While UFC fighters are quite possibly the most conditioned, well-rounded athletes in all of sports, the UFC is first and foremost a business and in that regard operates with quarterly profits in mind.  The long game is fools gold in the fight business.  Liston took a dive against Ali and never lived long enough to avenge his "loss".

Jose Aldo, despite being undefeated for ten years, lost to Conor McGregor and never had his chance at a rematch.  He has been promised it many times by Dana White, but when the UFC's first show at the famed Madison Square Garden was announced, McGregor was booked to fight Eddie Alvarez for the lightweight title.

The UFC is adamant about making McGregor a simultaneous two-division champion, even if that means keeping him from defending one title until he has another.

What this does is leave great fighters in limbo, such as Aldo, who may very well be one of the greatest pound-for-pound fighters in the history of mixed martial arts, or combat sports in general.

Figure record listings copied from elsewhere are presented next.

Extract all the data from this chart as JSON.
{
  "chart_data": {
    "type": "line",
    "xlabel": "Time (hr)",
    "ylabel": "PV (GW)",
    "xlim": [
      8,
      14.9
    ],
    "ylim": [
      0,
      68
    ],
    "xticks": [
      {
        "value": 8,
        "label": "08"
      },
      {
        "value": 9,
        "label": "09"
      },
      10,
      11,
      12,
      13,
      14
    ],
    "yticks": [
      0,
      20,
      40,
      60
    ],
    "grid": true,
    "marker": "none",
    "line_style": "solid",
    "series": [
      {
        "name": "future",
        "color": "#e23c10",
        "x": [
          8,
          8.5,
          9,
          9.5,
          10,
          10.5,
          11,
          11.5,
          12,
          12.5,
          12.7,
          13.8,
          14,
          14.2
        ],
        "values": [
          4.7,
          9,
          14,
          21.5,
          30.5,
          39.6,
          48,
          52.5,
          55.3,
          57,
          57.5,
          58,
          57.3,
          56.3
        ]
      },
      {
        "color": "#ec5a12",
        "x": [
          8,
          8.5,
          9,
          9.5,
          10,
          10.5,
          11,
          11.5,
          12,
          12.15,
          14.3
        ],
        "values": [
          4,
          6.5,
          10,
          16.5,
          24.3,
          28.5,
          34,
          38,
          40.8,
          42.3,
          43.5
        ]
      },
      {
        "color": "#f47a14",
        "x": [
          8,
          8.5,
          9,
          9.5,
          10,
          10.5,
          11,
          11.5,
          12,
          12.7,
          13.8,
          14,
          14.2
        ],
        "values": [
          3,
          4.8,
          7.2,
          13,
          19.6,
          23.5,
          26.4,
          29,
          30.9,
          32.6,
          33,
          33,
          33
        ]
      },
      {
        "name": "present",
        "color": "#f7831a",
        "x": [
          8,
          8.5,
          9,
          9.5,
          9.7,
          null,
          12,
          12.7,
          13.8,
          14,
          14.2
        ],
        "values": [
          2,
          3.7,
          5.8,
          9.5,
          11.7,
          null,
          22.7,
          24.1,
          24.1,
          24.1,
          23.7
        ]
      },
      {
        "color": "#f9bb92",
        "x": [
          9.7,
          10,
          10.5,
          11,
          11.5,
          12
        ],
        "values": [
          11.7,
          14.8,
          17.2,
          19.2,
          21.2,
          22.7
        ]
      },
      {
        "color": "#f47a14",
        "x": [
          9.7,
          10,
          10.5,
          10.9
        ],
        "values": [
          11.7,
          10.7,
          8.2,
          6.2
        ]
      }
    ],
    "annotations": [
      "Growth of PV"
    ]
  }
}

So it is sad to see Aldo ask the UFC to cancel his contract.  He has stated he no longer wishes to compete in the circus, and the higher ups obsession with money has drained his motivation to fight anymore.

McGregor, however, calls the shots.  McGregor could grant Aldo the rematch Nate Diaz granted him after McGregor tapped out in the second, but he won't.  McGregor doesn't believe in the long game either.

In ten years McGregor will be a B-level actor, making Steven Seagal movies, television appearances and clothing commercials.  He will compare himself to Ali, as will the media. He will probably talk about being the first two-division champion.

Aldo won't have to talk to anyone.  He won't have to remind anyone.  If he retires, he will be the greatest fighter to have walked away from the business and the money while every other fighter chases the ring until the doctor tells them to stop.

John McCain once called MMA "human cockfighting".  What he and other detractors failed to understand is that MMA is the epitome of the human ability to choose.  We see fighters choose against every instinct to give up, and we see fighters choose to go out swinging.  Aldo shows us another choice, the choice to opt out and walk away.